Part of a series of meandering, tedious posts about the effects I use to make music. Other posts in this series concern the Line 6 DL4 delay/looper, Boss LS-2 Line Selector, DOD FX25B Envelope, and Z-Vex LoFi Loop Junky.
In addition to the obvious sonic convolution, a good pedal delivers a kind of emotional kick when activated. It comes from a combination of the cultural context associated with the sound (the 70's swagger of a wah, the jazz-club cool of a chorus), the short thrill of sudden change from one sound to another, and the intrinsic appeal of the effect itself on an individual. Everyone has one kind of effect to which they respond strongly. For me, that's distortion. There's something about the sharp, rich, aggressive roar of a high-gain fuzz pedal that puts a huge grin on my face every time I switch it on.
As usual, unfortunately, bass players face particular challenges when looking for a good distortion. Not only do effects designers seem to see the instrument as unworthy (or unprofitable) compared to the guitar, but bass frequencies often don't play nice with stompboxes: either the results are muddy and indistinct, or all the low end is hollowed out--or, in the case of distortion pedals, possibly both. Some bassists, like Amy Humphrey from Clatter, get around this by splitting the signal between an overdriven guitar amp and a clean bass amp. Sadly, for budgetary and volume reasons, this is not an option for most of us.
I've tried a lot of guitar-oriented distortion pedals, looking for the kind of "assault by wrathful deity" quality that makes me happy, and often came up short. The worst, by far, was a DOD Grunge pedal that made my bass vanish in the mix completely. I'm not alone in hating this pedal. Kurt Cobain is rumored to have been given one as a joke, and he loathed it so much that he lobbed it into the crowd at a show. At the other end of the spectrum, the ProCo Rat had a decent bass sound--literally, a decent sound. The Rat is not known for versatility, and while I'm not a fanatic about flexibility in my pedals, it's nice to be able to tweak things at least a little.
I've had better luck with the relatively few distortion pedals made specifically for bassists. What's different? In general, these units add a blend control, so players can mix in the original bass signal, thus replacing the low frequencies and transients missing from the distorted signal path. As a strategy, this is often a mixed success. One of the first distortion pedals I was actually happy using, the Digitech Bass Driver, somehow managed to produce a "blend" that sounded more like a clean bass and a very fuzzy bass playing side-by-side, perhaps due to a very sterile-sounding digital mixing bus (although Boss's all-analog OD-3 bass distortion shares this problem, in my opinion). Bass distortion pedals may also tune the distortion differently, hoping to add an edge without fuzzing the sound out completely.

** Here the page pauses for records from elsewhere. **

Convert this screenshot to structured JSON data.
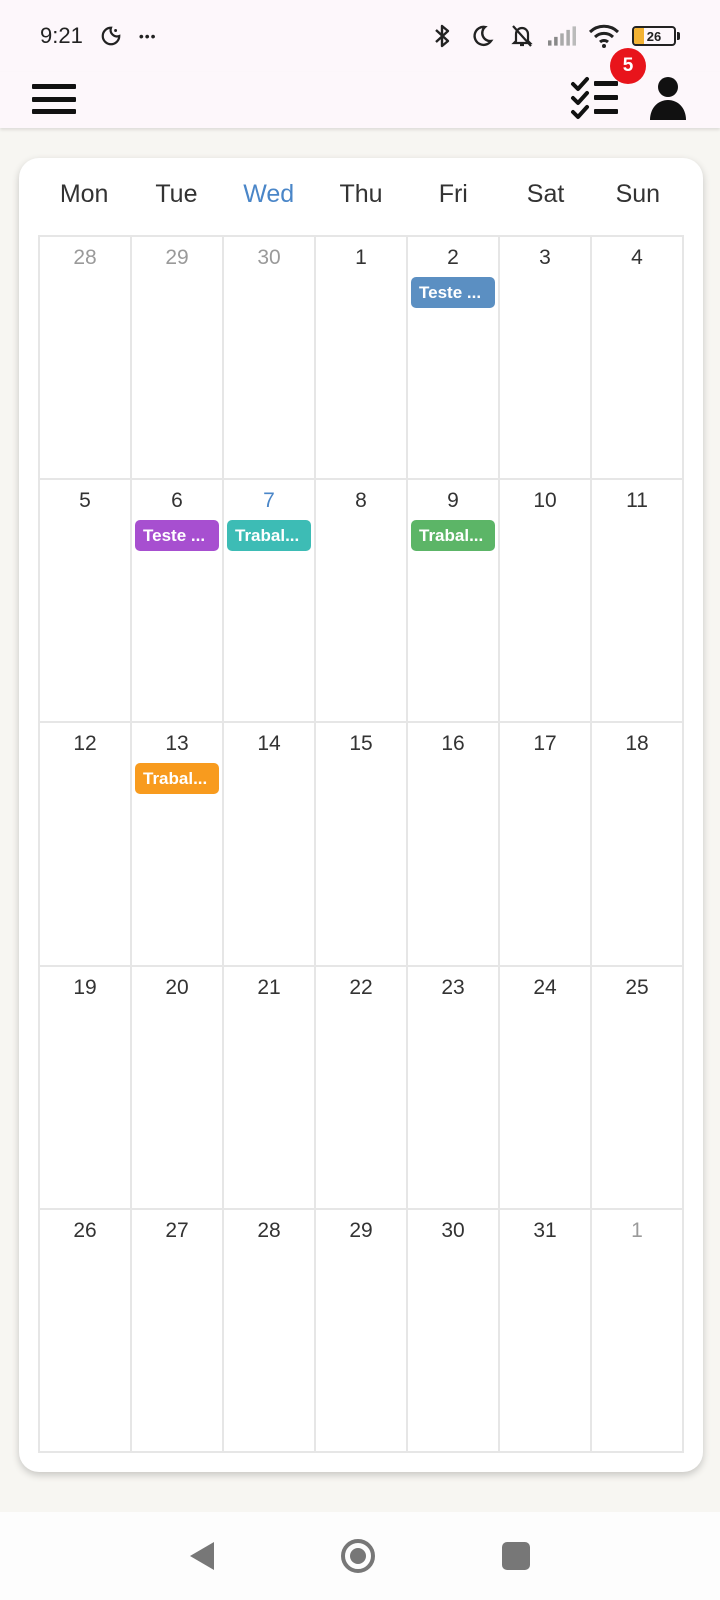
{
  "status_bar": {
    "time": "9:21",
    "more_glyph": "•••",
    "battery_level": "26",
    "icons": [
      "night-mode-icon",
      "bluetooth-icon",
      "moon-icon",
      "bell-off-icon",
      "signal-icon",
      "wifi-icon",
      "battery-icon"
    ]
  },
  "app_bar": {
    "menu_icon": "hamburger-menu-icon",
    "tasks_icon": "checklist-icon",
    "tasks_badge": "5",
    "user_icon": "user-icon",
    "badge_color": "#e8141b"
  },
  "calendar": {
    "weekdays": [
      "Mon",
      "Tue",
      "Wed",
      "Thu",
      "Fri",
      "Sat",
      "Sun"
    ],
    "today_weekday_index": 2,
    "today_color": "#4a86c8",
    "weeks": [
      [
        {
          "day": "28",
          "muted": true
        },
        {
          "day": "29",
          "muted": true
        },
        {
          "day": "30",
          "muted": true
        },
        {
          "day": "1"
        },
        {
          "day": "2",
          "events": [
            {
              "label": "Teste ...",
              "color": "#5b8fc2"
            }
          ]
        },
        {
          "day": "3"
        },
        {
          "day": "4"
        }
      ],
      [
        {
          "day": "5"
        },
        {
          "day": "6",
          "events": [
            {
              "label": "Teste ...",
              "color": "#a74fd0"
            }
          ]
        },
        {
          "day": "7",
          "today": true,
          "events": [
            {
              "label": "Trabal...",
              "color": "#3dbcb5"
            }
          ]
        },
        {
          "day": "8"
        },
        {
          "day": "9",
          "events": [
            {
              "label": "Trabal...",
              "color": "#5cb567"
            }
          ]
        },
        {
          "day": "10"
        },
        {
          "day": "11"
        }
      ],
      [
        {
          "day": "12"
        },
        {
          "day": "13",
          "events": [
            {
              "label": "Trabal...",
              "color": "#f89b1e"
            }
          ]
        },
        {
          "day": "14"
        },
        {
          "day": "15"
        },
        {
          "day": "16"
        },
        {
          "day": "17"
        },
        {
          "day": "18"
        }
      ],
      [
        {
          "day": "19"
        },
        {
          "day": "20"
        },
        {
          "day": "21"
        },
        {
          "day": "22"
        },
        {
          "day": "23"
        },
        {
          "day": "24"
        },
        {
          "day": "25"
        }
      ],
      [
        {
          "day": "26"
        },
        {
          "day": "27"
        },
        {
          "day": "28"
        },
        {
          "day": "29"
        },
        {
          "day": "30"
        },
        {
          "day": "31"
        },
        {
          "day": "1",
          "muted": true
        }
      ]
    ]
  },
  "nav_bar": {
    "icons": [
      "back-icon",
      "home-icon",
      "recents-icon"
    ]
  }
}
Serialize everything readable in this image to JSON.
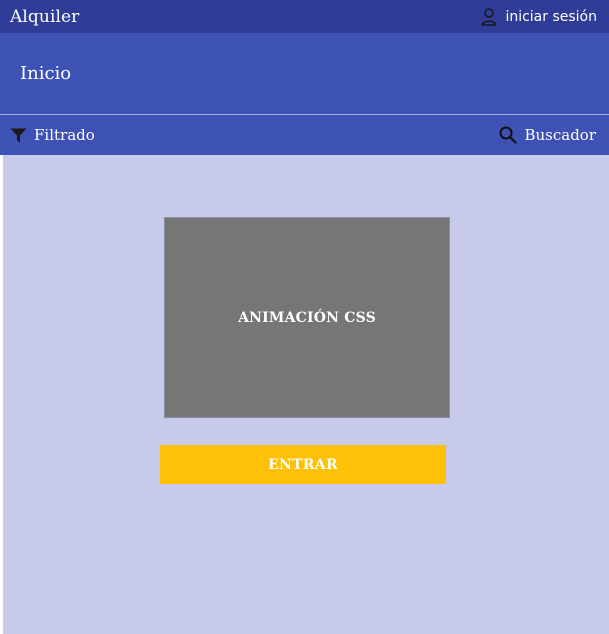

The distortion pedal I use now, an MXR M-80, is a good example of success via attrition. It's still not quite my platonic distortion ideal, but it's been better than the other contenders so far. The fuzz is brash but controllable, thanks to a workable blend and a noise gate that tames some of the inevitable hum at the super-high gain settings I like. I'd prefer a parametric EQ, but the existing controls--with the mid boost centered at around 800Hz--do an effective job in getting different sounds, or adapting to different acoustic spaces. All in all, a decent distortion that does what I need it to do.
That said, the killer feature of the M-80 is that it's a two-channel unit: in addition to the distortion, there's a "clean" setting that runs the bass through the pedal's preamp and EQ system. If you press the "color" button next to the clean volume knob, it adds a preset EQ scoop that (to my ears at least) turns my single-coil jazz bass into something more like a Stingray or Sterling humbucker, perfect for slap bass and percussive looping. I could make do without that preset--loop-based musicians soon learn to pull different tones out of the instrument with just their hands--but it does make my life a lot easier. Any distortion pedal that takes over from the M-80 will have to be truly fearsome to make up for the loss of that second channel.
Still, like I said, I think everyone has one kind of pedal that appeals to them on a deep, irrational level, so I don't expect that I'll ever stop looking--or, as with the virtual pedalboard experiment I tried about a year ago, attempting to mix my own. I imagine it's something like what drives hot pepper fanatics, always on the lookout for a new capsaicin thrill. It's hard to explain to non-addicts--either of the pedal or the pepper variety--but maybe for these kinds of simple pleasures, it's best not to try.